I knew about Ethan’s rough upbringing, his imprisoned father, the revolving door of men his mother introduced to her kids. I’d seen him getting talked to by teachers after class, serving time in detention, and making out with girls under the bleachers. My naive mind never imagined he took it further than that, but maybe he did. What di
d I know? I was just a little girl who loved singing and had all the school spirit in the world...and had a massive crush on a senior boy.
It was the last day of final exams, and we had two weeks off ahead of us—two weeks of sleeping in and lying in our pajamas without homework, practice, or any other responsibilities weighing us down. Two weeks to daydream about a stolen kiss in the hallway and wonder with nervous anticipation whether there’d be more.
And now, I’d have two weeks with Ethan’s words rolling over in my mind.
It had been my idea to do a little Christmas caroling. A few of my chorus friends were at the party, too, and they’d been drinking. I nudged Monica and told her we should sing the finale of our Christmas concert, and she was on board. She got Lizzie, Mark’s sister, on board, too. I had a long solo during the finale, and I was set to impress the boy of my literal dreams.
We sang our song, and I crushed my solo with my eyes on Ethan the entire time. I swore he was looking back at me with something akin to admiration. It couldn’t have just been my imagination.
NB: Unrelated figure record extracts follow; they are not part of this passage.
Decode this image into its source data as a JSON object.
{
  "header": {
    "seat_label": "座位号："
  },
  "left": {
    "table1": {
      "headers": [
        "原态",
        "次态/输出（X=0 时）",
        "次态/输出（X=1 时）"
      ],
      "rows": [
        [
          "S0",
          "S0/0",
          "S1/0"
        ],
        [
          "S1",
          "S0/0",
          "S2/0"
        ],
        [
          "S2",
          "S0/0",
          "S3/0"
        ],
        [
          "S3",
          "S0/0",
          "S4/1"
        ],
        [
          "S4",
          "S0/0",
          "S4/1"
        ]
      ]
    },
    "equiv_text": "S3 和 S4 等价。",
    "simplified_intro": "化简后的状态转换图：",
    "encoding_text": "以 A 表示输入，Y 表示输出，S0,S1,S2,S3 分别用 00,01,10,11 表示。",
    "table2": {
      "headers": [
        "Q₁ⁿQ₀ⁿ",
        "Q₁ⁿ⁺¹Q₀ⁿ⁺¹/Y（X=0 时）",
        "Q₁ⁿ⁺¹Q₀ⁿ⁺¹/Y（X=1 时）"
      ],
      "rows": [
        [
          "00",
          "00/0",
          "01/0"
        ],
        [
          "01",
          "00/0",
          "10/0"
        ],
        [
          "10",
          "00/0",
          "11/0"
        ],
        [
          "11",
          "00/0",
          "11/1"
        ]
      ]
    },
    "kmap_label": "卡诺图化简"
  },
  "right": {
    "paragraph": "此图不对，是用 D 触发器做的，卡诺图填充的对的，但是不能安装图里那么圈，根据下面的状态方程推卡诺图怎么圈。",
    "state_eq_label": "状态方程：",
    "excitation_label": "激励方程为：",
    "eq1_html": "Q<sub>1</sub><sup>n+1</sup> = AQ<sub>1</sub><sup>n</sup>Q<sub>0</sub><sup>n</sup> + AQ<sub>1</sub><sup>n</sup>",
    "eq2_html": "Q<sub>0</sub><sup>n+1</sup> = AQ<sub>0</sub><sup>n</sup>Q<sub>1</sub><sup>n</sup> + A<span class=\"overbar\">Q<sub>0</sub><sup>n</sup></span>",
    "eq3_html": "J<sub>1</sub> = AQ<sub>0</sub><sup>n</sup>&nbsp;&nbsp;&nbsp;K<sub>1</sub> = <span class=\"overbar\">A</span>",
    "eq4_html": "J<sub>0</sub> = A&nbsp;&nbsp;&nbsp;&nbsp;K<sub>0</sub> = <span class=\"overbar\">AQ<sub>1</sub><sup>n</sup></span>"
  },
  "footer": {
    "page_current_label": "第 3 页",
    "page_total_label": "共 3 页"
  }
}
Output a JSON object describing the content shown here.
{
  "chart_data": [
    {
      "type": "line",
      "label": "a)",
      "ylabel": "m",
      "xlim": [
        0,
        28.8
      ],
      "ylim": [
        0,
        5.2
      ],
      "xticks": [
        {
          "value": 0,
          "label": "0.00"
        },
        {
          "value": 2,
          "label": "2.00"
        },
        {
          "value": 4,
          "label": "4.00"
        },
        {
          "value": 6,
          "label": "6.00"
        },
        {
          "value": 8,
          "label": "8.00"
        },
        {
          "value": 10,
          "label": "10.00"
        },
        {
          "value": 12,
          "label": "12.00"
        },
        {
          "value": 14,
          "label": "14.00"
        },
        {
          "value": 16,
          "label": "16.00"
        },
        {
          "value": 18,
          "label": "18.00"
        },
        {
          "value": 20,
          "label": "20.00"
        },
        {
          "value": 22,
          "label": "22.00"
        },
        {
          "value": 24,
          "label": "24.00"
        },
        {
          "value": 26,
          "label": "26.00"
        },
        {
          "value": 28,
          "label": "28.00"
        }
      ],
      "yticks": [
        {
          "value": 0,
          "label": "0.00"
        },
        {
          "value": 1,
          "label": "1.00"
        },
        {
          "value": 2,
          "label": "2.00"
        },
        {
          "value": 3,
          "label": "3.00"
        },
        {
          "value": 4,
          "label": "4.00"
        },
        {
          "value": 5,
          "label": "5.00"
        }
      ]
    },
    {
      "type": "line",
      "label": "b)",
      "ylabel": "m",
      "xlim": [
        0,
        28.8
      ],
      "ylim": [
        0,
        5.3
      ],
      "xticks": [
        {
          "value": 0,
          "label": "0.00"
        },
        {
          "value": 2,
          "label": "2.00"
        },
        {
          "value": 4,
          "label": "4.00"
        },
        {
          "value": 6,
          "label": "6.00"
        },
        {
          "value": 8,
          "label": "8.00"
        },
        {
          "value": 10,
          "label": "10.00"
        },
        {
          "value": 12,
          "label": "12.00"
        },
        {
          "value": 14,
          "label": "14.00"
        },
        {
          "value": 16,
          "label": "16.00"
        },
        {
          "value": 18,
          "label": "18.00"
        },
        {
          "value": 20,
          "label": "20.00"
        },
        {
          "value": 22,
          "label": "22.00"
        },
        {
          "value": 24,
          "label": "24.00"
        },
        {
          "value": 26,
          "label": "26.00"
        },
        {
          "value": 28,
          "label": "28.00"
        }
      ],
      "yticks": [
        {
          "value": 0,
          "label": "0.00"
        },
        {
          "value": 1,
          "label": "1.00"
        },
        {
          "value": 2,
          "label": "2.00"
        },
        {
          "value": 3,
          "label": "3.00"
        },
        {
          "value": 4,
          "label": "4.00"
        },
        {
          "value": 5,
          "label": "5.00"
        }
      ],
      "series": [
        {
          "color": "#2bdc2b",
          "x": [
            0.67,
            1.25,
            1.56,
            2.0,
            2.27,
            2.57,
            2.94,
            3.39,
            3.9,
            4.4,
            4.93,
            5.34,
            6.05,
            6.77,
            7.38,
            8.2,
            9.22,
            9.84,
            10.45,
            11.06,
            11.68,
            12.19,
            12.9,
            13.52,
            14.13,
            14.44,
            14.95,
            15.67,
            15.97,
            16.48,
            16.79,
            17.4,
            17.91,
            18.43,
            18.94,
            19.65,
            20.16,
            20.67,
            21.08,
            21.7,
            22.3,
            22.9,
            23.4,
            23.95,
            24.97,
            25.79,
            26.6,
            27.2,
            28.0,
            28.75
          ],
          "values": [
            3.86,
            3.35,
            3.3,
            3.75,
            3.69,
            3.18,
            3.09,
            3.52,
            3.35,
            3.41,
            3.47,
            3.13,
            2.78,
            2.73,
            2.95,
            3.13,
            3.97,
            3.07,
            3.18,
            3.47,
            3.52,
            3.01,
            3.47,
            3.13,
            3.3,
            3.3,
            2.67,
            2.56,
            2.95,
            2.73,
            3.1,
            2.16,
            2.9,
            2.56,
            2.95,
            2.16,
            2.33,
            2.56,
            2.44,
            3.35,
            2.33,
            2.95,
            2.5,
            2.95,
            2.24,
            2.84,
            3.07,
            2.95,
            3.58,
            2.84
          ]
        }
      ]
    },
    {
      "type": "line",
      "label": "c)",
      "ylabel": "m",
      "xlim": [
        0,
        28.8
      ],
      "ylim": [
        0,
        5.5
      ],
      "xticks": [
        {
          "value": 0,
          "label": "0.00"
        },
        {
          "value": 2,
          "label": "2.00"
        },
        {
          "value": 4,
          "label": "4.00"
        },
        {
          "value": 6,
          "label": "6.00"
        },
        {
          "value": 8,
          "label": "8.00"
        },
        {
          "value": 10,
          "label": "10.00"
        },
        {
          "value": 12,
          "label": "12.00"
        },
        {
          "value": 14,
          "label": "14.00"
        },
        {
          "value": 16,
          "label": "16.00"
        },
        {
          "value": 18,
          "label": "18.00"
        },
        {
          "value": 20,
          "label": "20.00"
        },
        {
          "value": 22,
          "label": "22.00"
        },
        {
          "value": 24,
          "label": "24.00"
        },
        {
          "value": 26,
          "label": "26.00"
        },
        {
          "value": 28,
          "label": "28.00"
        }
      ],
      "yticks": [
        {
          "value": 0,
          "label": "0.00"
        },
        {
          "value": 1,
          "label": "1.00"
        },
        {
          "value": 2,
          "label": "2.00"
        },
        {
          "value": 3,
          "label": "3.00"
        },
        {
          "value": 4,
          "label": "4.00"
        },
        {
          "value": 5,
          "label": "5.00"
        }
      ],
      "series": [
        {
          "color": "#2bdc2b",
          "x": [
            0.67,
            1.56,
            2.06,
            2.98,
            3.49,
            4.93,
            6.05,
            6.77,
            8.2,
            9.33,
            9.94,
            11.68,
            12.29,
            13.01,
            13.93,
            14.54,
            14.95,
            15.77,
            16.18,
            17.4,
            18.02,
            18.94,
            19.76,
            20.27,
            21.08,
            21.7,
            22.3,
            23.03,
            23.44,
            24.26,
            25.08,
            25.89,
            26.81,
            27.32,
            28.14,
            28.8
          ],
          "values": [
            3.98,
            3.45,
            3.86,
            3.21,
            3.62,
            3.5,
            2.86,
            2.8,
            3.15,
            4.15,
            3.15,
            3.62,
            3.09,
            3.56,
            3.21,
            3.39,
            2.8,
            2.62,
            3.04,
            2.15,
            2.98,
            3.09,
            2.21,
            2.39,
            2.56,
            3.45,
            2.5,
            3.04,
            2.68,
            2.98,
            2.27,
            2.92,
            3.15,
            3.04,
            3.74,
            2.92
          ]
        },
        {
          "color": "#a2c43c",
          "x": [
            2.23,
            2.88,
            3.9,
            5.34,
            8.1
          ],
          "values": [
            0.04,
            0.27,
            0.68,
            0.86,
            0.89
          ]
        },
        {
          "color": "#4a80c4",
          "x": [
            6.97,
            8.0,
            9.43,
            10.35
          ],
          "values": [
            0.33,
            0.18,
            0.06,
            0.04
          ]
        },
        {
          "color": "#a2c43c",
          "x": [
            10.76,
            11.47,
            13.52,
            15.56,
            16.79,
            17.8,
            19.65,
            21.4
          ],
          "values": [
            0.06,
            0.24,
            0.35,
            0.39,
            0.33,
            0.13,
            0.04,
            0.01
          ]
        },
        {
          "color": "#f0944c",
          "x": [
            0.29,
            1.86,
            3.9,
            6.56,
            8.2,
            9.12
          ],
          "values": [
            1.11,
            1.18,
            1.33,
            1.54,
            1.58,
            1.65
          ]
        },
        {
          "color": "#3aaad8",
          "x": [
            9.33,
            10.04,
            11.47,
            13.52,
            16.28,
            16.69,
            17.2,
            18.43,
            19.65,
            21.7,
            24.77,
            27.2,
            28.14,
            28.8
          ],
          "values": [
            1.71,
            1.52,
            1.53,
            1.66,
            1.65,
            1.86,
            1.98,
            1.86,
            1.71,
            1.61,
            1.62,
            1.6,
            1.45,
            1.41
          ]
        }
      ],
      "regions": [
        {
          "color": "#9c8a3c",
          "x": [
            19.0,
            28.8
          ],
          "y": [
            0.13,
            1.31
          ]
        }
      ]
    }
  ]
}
I was sure this was going to happen for us. I felt it, and the way he looked at me...I was never more certain that he felt it, too.
I was going to make my move. I wasn’t sure how, but I was going to listen to him talk to his best friend about how amazing I was, and then I was going to work up the nerve to tell him I liked him.
It sounded so juvenile, and it was more than just like...but I had to start somewhere.
I excused myself after we finished singing and I exited the doors next to where Mark and Ethan stood. I was just on the other side from them, able to overhear their conversation since I left the door cracked open. My ears perked up when I heard my name leave Mark’s mouth.